The present application generally relates to methods and apparatus for transfer of films from one or more substrates to another, where the film to be transferred is patterned during the transfer step.
Since the first isolation of graphene in 2004 , interest in the material has surged in the research community and more recently in industry as the first commercial ventures in graphene production and applications have emerged. Graphene is a single atom thick sheet of carbon atoms packed in a honeycomb lattice that has unique properties owing to its two-dimensional geometry and aromatic chemical structure. The unique band structure of this material shows a linear dispersion relation at low energies, allowing the holes and electrons to have zero effective mass and behave like relativistic particles. This leads to impressive electrical properties, such as measured mobilities of 200,000 cm2/V-s and ballistic transport on the micrometer scale at room temperature. Additionally, the superior tensile strength of the material allows for high electrical performance even under bending and deformation. Due to these fantastic properties, there has been great interest for applications in high performance nanoelectronics, flexible electronics, and environmental/biological monitoring applications.
Graphene can be grown in high quality sheets on catalytic metal by chemical vapor deposition at industrial scale, presenting an opportunity for graphene commercialization that is being pursued by multiple companies. In conventional approaches, graphene is coated with a thin polymer layer (e.g., polymethylmethacrylate—PMMA) to provide mechanical stability and then removed from a copper growth substrate for transfer onto another substrate as a full sheet that may then be patterned into electrical devices, etc.
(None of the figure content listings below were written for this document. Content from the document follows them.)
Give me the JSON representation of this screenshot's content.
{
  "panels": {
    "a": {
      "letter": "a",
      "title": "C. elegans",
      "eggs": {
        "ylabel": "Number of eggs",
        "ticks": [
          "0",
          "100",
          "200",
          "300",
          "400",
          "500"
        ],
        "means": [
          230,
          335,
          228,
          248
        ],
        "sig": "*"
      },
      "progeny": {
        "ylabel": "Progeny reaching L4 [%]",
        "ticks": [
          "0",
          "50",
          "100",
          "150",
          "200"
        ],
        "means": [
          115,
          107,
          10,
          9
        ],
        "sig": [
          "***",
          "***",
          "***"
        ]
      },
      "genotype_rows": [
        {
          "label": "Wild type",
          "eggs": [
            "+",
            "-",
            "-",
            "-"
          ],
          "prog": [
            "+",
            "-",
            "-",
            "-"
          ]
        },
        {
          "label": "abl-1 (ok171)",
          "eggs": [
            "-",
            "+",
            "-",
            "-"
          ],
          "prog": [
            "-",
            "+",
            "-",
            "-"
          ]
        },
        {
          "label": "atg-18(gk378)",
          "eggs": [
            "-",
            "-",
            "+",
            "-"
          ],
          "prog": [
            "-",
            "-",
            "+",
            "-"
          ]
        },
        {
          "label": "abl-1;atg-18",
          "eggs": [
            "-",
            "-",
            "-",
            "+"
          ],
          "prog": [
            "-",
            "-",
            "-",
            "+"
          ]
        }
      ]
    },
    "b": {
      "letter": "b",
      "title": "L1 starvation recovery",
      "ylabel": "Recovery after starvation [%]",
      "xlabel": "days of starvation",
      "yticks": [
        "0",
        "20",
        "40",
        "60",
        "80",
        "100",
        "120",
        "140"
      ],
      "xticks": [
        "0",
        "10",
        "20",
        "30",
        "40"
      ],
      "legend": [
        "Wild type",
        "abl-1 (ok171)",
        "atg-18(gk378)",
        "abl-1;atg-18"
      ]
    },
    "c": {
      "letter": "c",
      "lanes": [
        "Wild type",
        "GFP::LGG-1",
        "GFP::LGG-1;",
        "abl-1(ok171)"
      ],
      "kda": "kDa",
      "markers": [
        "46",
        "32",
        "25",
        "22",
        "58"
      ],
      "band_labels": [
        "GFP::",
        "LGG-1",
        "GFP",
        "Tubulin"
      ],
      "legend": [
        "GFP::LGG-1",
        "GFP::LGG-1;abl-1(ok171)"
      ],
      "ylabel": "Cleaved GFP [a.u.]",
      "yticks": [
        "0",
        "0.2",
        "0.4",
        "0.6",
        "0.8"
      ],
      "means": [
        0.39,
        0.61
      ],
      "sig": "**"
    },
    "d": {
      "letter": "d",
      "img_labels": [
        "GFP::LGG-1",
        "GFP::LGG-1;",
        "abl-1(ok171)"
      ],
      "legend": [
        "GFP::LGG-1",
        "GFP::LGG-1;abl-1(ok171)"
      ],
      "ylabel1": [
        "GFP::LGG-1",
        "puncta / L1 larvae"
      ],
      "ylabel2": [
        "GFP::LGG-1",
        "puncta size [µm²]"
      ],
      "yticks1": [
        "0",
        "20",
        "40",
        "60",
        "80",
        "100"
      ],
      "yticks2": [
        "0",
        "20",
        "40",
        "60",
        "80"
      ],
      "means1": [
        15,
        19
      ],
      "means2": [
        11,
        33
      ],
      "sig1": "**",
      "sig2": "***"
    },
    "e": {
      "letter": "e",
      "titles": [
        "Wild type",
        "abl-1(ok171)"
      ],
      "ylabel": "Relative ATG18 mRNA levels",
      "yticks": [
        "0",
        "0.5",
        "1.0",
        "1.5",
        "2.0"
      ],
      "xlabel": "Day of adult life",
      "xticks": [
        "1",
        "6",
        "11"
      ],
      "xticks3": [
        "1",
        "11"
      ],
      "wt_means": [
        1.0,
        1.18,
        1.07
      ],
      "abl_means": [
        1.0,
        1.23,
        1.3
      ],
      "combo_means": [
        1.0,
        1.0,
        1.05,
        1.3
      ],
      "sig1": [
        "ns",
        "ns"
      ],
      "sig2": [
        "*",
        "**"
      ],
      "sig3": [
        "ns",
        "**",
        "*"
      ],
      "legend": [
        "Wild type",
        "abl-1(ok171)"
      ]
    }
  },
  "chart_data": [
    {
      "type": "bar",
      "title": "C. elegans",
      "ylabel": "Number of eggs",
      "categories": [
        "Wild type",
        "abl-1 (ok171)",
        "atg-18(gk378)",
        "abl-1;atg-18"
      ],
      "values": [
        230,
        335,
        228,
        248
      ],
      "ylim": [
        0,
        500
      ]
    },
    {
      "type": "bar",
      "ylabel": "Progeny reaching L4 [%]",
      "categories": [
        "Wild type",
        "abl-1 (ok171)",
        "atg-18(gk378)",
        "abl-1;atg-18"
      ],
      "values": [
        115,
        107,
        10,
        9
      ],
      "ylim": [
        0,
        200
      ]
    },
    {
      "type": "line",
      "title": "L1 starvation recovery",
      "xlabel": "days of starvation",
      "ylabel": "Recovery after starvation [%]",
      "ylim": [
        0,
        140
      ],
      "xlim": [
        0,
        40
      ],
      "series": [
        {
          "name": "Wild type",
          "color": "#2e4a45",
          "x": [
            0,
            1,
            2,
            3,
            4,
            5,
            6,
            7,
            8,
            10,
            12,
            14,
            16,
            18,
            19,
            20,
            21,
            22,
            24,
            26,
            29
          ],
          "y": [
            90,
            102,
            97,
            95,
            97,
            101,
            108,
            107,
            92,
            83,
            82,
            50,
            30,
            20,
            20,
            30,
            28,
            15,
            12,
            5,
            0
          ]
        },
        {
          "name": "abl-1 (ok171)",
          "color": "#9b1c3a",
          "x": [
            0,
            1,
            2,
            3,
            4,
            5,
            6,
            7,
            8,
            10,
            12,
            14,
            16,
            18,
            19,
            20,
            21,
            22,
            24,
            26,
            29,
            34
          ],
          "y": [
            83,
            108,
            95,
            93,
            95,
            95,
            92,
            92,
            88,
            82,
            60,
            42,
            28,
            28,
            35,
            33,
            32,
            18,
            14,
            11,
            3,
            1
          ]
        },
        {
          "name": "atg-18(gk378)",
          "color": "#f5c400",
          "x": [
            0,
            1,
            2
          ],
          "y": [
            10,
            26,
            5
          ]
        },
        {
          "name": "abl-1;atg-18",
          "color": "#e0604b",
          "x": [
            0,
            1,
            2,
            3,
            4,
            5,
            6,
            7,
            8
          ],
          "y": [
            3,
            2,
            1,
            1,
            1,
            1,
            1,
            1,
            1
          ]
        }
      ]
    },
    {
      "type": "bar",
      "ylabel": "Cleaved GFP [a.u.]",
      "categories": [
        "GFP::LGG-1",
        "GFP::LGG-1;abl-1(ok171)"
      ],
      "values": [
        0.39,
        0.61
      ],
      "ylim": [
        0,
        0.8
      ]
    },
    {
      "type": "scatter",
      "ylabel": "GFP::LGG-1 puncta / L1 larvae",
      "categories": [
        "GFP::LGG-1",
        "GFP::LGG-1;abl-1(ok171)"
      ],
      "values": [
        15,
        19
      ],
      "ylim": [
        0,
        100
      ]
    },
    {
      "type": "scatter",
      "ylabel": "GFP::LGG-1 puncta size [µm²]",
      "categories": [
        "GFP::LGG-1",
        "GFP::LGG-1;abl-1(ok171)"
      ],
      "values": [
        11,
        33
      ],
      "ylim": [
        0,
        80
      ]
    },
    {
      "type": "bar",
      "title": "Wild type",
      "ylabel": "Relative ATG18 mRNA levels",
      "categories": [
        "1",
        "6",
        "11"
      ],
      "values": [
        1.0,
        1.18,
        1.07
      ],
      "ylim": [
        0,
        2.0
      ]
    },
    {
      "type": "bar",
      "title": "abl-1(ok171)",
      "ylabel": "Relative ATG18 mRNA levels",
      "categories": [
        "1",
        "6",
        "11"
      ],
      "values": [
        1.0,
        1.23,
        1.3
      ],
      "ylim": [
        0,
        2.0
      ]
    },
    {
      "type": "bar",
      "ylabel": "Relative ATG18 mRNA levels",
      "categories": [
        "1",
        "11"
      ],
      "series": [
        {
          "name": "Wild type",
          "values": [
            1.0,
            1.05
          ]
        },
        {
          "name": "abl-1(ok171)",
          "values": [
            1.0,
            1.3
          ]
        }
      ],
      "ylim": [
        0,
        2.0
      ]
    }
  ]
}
There are several disadvantages of this—e.g., the graphene can be wrinkled during the transfer process since the PMMA layer is very thin and flexible; the graphene can be contaminated with PMMA residue after cleaning; and the subsequent patterning process can expose the graphene to chemical contamination. Each of these causes the physical properties (including the carrier mobility) of the graphene to degrade. Processes are needed for transferring graphene from growth substrates to other surfaces while protecting the beneficial properties of the material so that it may be used in commercial devices.
Thus, there is a need for processes that enable transfer of graphene from growth substrates to other surfaces. There are sets of materials “beyond graphene” (e.g., few-layer graphene, boron nitride, molybdenum disulfide, other transition metal dichalcogenides, and the like) with similar needs for advanced methods of film transfer. The instant disclosure is directed to these and other important needs.